James Stewart, former Victoria Public Library director, appreciated how accessible Lee made himself to his department heads without micromanaging them.
"He didn't have a palace guard that filtered things to him," Stewart said. "He was very quick to understand a project, and he was quick to give you an answer on it as well."
Stewart said that attitude helped him and his staff apply for a $91,000 grant to create the first automated circulation system with Victoria College and the University of Houston-Victoria.
That's why books are checked out with a scanning wand now and residents are alerted their books are due back soon, Stewart said.
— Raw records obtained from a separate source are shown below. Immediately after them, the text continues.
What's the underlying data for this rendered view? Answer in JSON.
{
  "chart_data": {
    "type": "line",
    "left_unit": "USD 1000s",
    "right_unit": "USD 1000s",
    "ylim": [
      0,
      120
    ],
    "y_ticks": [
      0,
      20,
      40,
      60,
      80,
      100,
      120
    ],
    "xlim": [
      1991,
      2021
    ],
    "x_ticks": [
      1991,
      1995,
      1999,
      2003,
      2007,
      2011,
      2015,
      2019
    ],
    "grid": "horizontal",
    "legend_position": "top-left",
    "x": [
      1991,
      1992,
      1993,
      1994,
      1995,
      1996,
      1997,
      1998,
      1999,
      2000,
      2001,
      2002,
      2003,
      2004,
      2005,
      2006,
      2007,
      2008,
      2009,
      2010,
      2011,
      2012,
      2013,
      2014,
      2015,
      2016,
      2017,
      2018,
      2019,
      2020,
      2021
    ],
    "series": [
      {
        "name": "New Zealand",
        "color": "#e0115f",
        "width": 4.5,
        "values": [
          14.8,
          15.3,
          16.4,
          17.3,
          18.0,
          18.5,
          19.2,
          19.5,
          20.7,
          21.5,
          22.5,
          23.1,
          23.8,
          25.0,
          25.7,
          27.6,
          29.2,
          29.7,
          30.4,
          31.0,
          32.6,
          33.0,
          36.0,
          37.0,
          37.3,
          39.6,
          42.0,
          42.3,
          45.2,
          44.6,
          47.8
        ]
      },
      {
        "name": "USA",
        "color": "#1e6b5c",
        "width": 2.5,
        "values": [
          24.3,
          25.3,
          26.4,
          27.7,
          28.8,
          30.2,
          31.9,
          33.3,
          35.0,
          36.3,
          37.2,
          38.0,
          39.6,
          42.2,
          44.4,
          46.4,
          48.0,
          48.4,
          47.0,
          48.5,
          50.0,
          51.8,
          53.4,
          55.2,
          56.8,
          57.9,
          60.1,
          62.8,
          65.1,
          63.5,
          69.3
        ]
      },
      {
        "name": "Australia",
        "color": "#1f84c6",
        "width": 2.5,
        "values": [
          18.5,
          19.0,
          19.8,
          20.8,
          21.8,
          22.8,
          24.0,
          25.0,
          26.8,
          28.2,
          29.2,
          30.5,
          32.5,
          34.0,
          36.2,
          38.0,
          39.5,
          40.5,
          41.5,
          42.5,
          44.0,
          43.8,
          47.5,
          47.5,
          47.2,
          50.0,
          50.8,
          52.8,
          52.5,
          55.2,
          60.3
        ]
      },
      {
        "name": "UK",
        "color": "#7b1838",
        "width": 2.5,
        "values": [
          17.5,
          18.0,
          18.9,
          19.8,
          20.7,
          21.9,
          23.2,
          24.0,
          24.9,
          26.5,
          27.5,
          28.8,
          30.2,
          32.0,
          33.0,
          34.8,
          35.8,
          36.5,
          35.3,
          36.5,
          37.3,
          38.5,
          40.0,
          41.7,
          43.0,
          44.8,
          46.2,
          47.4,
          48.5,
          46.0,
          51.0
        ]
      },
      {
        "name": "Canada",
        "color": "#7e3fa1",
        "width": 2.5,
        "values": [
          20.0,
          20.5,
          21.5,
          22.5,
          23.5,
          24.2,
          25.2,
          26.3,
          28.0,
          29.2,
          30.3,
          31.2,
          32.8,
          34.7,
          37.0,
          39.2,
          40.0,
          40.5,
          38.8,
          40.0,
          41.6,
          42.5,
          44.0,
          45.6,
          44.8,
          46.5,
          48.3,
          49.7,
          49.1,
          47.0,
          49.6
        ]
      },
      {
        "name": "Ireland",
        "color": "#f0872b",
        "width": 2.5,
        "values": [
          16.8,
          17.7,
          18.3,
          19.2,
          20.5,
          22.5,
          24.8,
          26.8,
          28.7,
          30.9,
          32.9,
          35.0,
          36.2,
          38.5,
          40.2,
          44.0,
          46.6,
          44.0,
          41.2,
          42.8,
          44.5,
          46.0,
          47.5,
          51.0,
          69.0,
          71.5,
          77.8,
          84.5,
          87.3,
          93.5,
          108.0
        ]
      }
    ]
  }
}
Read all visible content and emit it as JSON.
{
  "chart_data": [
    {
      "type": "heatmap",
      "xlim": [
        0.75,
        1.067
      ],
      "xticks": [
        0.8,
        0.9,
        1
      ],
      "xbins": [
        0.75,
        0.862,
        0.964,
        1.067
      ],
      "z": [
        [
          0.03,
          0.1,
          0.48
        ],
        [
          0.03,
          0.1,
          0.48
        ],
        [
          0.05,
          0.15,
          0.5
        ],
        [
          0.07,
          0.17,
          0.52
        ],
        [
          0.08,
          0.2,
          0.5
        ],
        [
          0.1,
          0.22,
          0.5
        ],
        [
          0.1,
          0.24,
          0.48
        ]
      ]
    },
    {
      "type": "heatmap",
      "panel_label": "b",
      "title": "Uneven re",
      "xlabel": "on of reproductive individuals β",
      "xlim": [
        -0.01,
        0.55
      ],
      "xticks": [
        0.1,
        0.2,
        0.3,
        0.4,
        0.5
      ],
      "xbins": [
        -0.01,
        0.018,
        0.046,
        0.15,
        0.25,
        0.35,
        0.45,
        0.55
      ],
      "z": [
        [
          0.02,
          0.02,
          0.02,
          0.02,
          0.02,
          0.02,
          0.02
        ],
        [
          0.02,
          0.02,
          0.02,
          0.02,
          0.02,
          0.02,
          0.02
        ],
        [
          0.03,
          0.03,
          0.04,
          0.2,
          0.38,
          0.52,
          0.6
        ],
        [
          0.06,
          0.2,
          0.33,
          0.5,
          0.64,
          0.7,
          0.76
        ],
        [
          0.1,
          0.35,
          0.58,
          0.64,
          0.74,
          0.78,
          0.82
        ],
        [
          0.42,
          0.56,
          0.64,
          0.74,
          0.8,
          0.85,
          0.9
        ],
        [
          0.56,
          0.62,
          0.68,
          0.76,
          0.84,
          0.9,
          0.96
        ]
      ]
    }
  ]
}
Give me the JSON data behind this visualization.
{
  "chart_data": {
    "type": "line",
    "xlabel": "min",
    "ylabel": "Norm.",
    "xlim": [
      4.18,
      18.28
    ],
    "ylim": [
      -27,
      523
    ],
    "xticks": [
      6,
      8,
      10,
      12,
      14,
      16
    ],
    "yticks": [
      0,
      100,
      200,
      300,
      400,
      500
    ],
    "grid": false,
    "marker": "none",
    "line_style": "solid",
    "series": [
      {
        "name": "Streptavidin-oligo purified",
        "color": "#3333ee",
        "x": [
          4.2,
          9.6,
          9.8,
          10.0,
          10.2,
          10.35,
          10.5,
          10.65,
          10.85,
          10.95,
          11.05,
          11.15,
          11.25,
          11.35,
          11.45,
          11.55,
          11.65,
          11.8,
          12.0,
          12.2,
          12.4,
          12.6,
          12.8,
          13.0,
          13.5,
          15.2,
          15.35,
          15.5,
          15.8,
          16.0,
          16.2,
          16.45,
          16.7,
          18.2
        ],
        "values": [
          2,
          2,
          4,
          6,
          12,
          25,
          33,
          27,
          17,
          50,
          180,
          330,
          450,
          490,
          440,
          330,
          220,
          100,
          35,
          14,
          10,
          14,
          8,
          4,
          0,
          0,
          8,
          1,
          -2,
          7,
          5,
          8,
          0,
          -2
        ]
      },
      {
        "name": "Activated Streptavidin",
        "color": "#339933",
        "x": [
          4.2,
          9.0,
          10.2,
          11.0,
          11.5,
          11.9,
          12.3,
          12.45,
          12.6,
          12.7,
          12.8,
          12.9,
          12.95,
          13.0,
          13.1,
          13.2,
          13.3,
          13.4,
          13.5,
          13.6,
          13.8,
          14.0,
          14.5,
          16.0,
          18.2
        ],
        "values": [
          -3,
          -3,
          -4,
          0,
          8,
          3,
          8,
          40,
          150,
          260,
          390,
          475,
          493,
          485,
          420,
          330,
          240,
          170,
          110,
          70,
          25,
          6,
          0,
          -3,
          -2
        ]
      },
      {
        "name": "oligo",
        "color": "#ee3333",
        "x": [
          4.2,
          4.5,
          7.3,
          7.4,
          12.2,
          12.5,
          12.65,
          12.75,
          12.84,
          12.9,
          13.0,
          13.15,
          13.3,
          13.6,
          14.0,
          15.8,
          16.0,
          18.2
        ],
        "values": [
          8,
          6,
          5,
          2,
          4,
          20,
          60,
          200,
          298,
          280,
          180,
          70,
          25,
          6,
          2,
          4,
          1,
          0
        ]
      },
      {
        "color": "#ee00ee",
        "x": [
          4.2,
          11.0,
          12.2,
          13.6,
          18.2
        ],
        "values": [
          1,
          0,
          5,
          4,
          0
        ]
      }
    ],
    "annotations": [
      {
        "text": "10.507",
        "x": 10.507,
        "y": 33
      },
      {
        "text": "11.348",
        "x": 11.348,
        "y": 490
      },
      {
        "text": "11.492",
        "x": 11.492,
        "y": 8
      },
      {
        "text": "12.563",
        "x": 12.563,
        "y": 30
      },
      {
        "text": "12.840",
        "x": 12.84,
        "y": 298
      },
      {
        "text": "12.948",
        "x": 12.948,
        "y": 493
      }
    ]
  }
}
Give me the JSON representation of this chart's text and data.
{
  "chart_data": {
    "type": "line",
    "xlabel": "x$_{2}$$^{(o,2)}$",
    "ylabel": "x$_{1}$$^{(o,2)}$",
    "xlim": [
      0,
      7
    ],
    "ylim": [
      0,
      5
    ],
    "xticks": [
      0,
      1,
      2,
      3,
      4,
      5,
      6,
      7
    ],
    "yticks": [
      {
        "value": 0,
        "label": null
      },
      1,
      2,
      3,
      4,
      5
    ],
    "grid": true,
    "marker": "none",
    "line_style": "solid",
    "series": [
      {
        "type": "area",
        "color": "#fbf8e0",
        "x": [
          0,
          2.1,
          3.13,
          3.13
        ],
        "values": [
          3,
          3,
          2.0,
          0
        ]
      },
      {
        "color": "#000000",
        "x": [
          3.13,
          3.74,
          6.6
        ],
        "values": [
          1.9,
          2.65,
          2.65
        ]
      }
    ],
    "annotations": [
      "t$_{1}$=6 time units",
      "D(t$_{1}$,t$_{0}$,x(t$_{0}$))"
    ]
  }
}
"You probably can't even imagine what it was like before then," Stewart said, chuckling. "You had no ideas where your books were, and it was pretty labor intensive."
Lee's wife, Lucy, said he took some work home with him. She remembered how residents would call their house because someone hadn't collected their garbage that day.
"And he would go and pick it up. That was just the kind of stuff he did," Lucy Lee said.
She said the pair spent their retirement traveling across the U.S., Canada and Mexico in an RV but only for two weeks. She said that's because it wasn't long before he missed the Crossroads.
Thumbing through family scrapbooks and collecting plaques hung on the walls, she said his first concern was always for other people.
She said she'll miss her partner, whom she's done everything with for the past 48 years.
"We never spent a night away from each other," Lucy Lee said of how the two would use each other sort of as a soundboard to work out the day's problems. "We'd get up at 3 o'clock in the morning and eat sardines. ... And I'd just listen. That's what he wanted."
Former mayor Kemper Williams Jr. said a lot of the facilities, such as City Hall, the county courthouse and fire stations standing today were built under Lee's direction.
"He was a good man who served this community very well, and I will always be happy to have worked with him," Williams said.
"We're all going to miss him," Lucy Lee added.